黒いドレスを抱えてカルロータが戻ってくる。夜着を脱ぐ。シュミーズの上にペチコートを何枚か重ねて、スタンドカラーのブラウス、飾りのないスカートを着る。真珠のカフスボタンを留めて、ピアスとネックレスを着ける。
少し乱れてしまった髪をもう一度まとめ直してもらっていると、ノックの音と、アメリタの声がした。どうぞと答える。
「コンチェッタ様、ロベルト様がおいでになりました。謁見室で待っていただいております」
「ありがとう。もう出られるから、そのまま待ってもらってて。アメリタ、体調はどう?」
「ええ、もう大丈夫です。お仕度の手伝いができず、申し訳ありません」
「いいのよ。こっちに来て」
アメリタのしわだらけの手を取る。冬の海のように冷たい。
「朝早くからありがとう。ロベルトに会ったら、そのままセントロに向かうわ。あなたとカルロータについてきてもらうから、準備をお願いね。あなたは馬車で、後からゆっくりついてきて」
「はい……」
「さあ、行って。キッチンに、携帯食の用意をお願いしてきて」
墨色のスカートを引きずって、アメリタが部屋から出て行く。わたしも用意しなくてはならない。革のかばんに読みかけの本を入れて、円の中に花と複雑な幾何学模様が刻まれた印鑑をケースに仕舞う。インクはセントロにあるだろうか。まあなんとでもなるだろう。この島で一番僻地の、我が玄界の海より、セントロの方がものはたくさんある。あとは水筒と食事を入れれば充分だ。カバンのベルトを締めて、カルロータに渡す。
わたしたち塔主の部屋は、当然塔の一番上にある。乗馬用の踵の低い靴で助かったと思いながら階段を駆け下りる。寒い。このくらいの早朝なら、まだ吐く息は白い。もう雪は融けて、地面がぬかるむころだ。本来であれば種付けの季節ではあるが、わたしの司る玄界の海は入海が深く入っており、塩害がひどいので農耕はほとんどしていない。春のぬくもりなんて、ここでは短く、かすかなものだ。
謁見室の扉は螺鈿細工がほどこされて、真珠のように輝いている。深呼吸をひとつはさんで、扉を開く。白髪をなでつけたロベルトが、ソファに座っていた。
「お待たせしました。朝早くからご苦労様」
「いえ」
「リリスが死んだわ」
ああ、とロベルトがため息を漏らす。臣下に対して、言い回しが直球すぎたかもしれないと小さく後悔する。咳ばらいでごまかす。

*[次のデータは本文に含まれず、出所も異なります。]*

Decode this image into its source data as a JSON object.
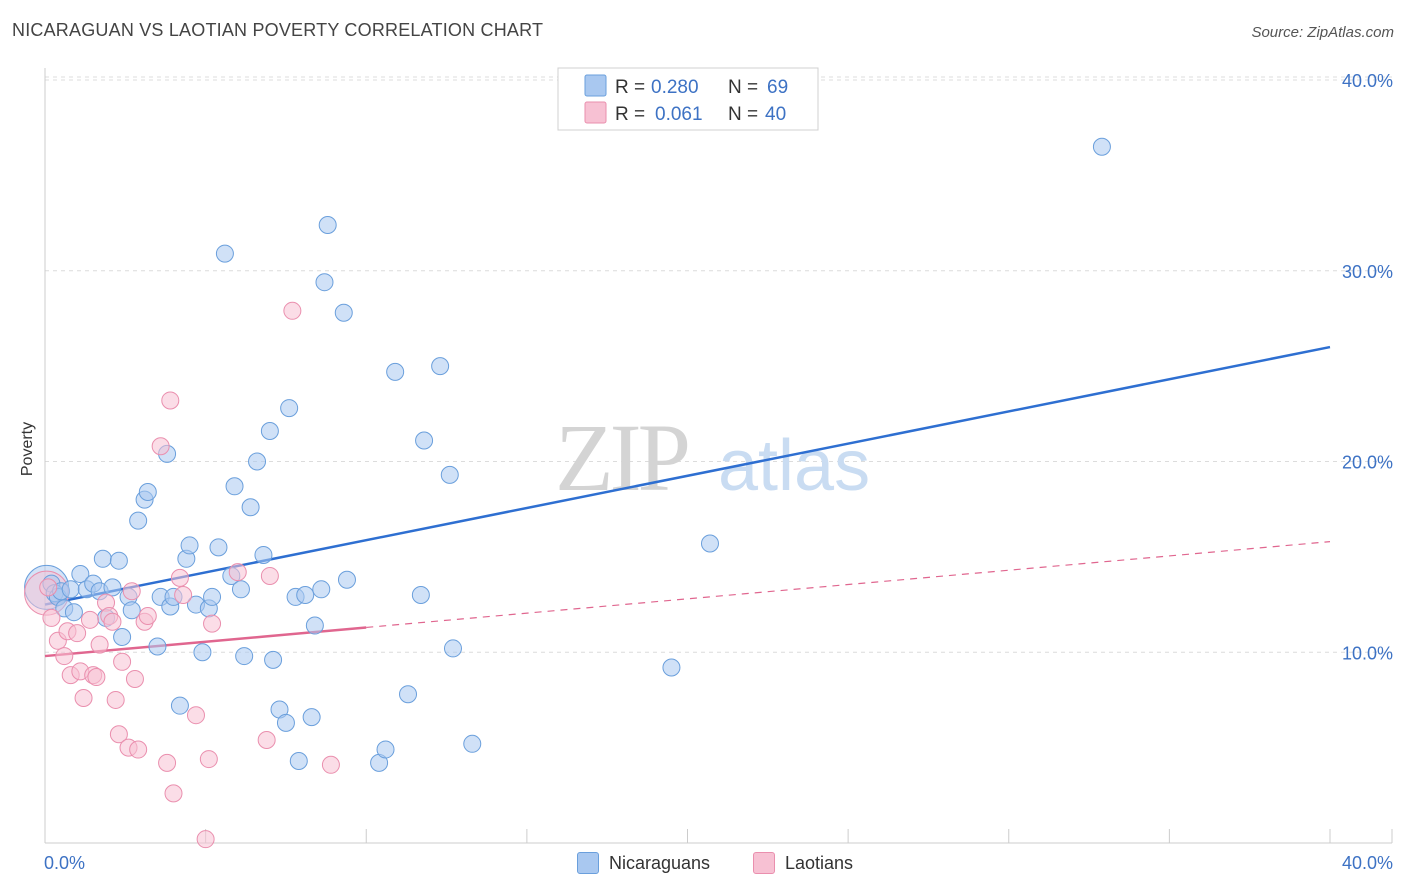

「六の妹姫アラセリスの葬式があるから、わたしはもうセントロへ出発するわ。留守の間お願い。しばらく嵐は来ないと思うけれど、もしなにかあったら電報か、通信石で連絡をして」
「承知いたしました」
音もなくカルロータが部屋に入ってきて、わたしの耳元に顔を寄せる。彼女のはしばみ色の髪が、彼女のほほにひと房落ちる。
「お話し中に失礼します。コンチェッタ様、申し訳ありませんが、もうしばらく馬の準備に時間がかかるようです」
「あら、そうなの。大丈夫よ。今日中につけばいいんだから。このままここで待ってるわ」
執事がお茶とお菓子を置いて出て行く。カルロータが部屋の隅の椅子に腰かける。黒のシンプルなドレスに、濃い灰色のケープを羽織っていた。手には青みがかった薄鼠色のケープをかかえている。馬の準備ができたら、あれをわたしに着させて出発するのだろう。ソファの背もたれに体重を預けて、紅茶をすする。
ロベルトがまたため息をこぼした。
「アラセリス様は、御年五歳でしたね。おいたわしいことです」
「ええ……」
頬杖をつく。
「少ししか会ったことないけれど。明るくていい子だったわね」
はいとロベルトが答える。わたしたちの末の妹姫は、月足らずで生まれ、ずっと病気続きの子どもであった。去年の秋の終わりに引いた風邪が治りきらず、肺が固くなってしまっていると報告は受けていた。気候のいい日明の海か、恵答の海に移動することも計画されたが、病状が安定せず、結局あの城からほとんど出ることはできなかった。